Alzheimer's disease (AD) and Parkinson's disease (PD) are among the most common neurodegenerative disorders affecting older populations. AD is characterized by impaired memory and cognitive decline while the primary symptoms of PD include resting tremor, bradykinesia and rigidity. In PD, mild cognitive changes are frequently present, which could progress to dementia (PD dementia (PDD)). PDD and AD dementias are different in pathology although the difference in microstructural changes remains unknown. To further understand these diseases, it is essential to understand the distinct mechanism of their microstructural changes. We used diffusion tensor imaging (DTI) to investigate white matter tract differences between early stage individuals with AD (n=14), PD (n=12), PDD (n=9), and healthy non-demented controls (CON) (n=13). We used whole brain tract based spatial statistics (TBSS) and a region of interest (ROI) analysis focused on the substantia nigra (SN). We found that individuals with PDD had more widespread white matter degeneration compared to PD, AD, and CON. Individuals with AD had few regional abnormalities in the anterior and posterior projections of the corpus callosum while PD and CON did not appear to have significant white matter degeneration when compared to other groups. ROI analyses showed that PDD had the highest diffusivity in the SN and were significantly different from CON. There were no significant ROI differences between CON, PD, or AD. In conclusion, global white matter microstructural deterioration is evident in individuals with PDD, and DTI may provide a means with which to tease out pathological differences between AD and PD dementias.

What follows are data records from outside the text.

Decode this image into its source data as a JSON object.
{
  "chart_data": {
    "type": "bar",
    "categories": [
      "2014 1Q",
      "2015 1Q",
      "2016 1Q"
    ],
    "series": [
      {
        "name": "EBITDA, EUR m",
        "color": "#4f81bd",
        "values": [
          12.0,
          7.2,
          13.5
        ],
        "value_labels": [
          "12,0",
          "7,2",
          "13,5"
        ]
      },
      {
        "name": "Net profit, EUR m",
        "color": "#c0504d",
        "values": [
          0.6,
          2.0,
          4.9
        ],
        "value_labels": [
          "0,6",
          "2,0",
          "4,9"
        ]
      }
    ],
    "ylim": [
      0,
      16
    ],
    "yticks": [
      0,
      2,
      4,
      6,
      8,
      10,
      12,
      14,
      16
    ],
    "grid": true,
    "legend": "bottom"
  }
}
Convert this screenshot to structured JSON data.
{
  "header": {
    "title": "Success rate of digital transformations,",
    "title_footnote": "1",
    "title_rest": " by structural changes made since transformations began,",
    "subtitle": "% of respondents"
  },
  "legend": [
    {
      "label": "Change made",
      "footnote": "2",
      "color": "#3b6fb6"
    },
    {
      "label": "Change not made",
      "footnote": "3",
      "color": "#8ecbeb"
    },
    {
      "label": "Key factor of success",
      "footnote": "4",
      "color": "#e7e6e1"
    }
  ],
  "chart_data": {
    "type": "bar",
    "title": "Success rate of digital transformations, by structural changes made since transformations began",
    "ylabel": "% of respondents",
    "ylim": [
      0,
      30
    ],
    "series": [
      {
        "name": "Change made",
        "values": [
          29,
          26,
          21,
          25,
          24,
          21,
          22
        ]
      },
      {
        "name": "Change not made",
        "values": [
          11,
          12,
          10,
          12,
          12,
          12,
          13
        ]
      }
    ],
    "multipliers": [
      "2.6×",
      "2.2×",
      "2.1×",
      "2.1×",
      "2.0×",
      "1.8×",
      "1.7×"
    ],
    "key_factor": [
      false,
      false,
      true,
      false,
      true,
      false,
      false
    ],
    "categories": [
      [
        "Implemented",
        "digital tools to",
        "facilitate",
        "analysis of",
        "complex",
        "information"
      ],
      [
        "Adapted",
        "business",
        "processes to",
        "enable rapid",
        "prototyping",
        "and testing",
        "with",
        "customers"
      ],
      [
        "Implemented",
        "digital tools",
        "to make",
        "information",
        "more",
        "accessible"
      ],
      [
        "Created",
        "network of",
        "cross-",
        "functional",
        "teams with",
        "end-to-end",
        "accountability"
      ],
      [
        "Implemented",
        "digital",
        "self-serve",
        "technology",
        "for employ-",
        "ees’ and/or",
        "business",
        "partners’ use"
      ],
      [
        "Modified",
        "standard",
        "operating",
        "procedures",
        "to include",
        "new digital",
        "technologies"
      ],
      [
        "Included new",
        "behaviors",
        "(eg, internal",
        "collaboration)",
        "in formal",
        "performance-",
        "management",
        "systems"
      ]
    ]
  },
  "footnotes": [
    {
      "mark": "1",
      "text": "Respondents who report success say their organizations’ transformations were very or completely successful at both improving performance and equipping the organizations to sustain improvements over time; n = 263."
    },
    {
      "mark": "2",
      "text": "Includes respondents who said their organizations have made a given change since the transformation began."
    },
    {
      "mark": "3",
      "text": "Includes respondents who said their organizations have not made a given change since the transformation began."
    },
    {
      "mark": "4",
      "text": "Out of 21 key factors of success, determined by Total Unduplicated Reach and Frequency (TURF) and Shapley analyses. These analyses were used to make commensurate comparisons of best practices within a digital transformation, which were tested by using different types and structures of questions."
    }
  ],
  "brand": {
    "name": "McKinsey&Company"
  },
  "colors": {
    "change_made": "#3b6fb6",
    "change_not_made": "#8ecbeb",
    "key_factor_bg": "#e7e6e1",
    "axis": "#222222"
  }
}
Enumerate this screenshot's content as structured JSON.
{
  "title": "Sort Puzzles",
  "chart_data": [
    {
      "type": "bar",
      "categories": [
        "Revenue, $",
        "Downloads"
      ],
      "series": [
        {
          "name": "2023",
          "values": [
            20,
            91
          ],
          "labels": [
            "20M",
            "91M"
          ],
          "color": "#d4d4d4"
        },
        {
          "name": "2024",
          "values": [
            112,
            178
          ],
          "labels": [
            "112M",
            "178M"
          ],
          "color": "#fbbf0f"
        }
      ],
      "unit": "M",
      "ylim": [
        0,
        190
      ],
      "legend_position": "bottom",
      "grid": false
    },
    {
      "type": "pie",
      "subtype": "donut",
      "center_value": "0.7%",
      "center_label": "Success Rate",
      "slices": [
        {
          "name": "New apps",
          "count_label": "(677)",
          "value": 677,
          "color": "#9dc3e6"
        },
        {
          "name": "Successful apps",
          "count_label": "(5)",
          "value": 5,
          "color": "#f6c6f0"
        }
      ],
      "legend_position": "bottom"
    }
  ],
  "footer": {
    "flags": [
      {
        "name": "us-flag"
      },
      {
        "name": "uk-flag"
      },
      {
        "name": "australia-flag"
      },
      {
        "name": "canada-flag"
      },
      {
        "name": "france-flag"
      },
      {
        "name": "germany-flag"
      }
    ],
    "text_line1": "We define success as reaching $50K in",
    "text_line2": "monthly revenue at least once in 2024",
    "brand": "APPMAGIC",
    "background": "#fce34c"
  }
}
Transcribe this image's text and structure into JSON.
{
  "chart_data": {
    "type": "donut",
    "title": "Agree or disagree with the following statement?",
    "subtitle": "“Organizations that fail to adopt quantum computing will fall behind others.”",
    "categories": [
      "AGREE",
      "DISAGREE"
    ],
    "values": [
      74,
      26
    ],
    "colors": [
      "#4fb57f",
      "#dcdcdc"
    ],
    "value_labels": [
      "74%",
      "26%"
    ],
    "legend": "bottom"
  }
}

阿尔茨海默病(AD)和帕金森病(PD)是影响老年人群的最常见神经退行性疾病。AD的特征是记忆力受损和认知功能下降,而PD的主要症状包括静止性震颤、运动迟缓及僵硬。在PD中,常出现轻度认知改变,可能进展为痴呆(帕金森病痴呆,PDD)。PDD和AD痴呆在病理学上有所不同,尽管微观结构变化的差异尚不清楚。为了进一步了解这些疾病,了解其微观结构变化的独特机制至关重要。我们使用扩散张量成像(DTI)来研究早期AD患者(n = 14)、PD患者(n = 12)、PDD患者(n = 9)和健康非痴呆对照者(CON)(n = 13)之间的白质束差异。我们使用基于全脑轨迹的空间统计学(TBSS)以及聚焦于黑质(SN)的感兴趣区域(ROI)分析。我们发现,与PD、AD和CON相比,PDD患者的白质变性更为广泛。AD患者在胼胝体前后投射中有一些局部异常,而与其他组相比,PD患者和CON患者似乎没有明显的白质变性。ROI分析显示,PDD患者在SN中的扩散率最高,且与CON有显著差异。CON、PD或AD之间在ROI上没有显著差异。总之,PDD患者存在明显的全脑白质微观结构恶化,DTI可能提供一种区分AD和PD痴呆病理差异的方法。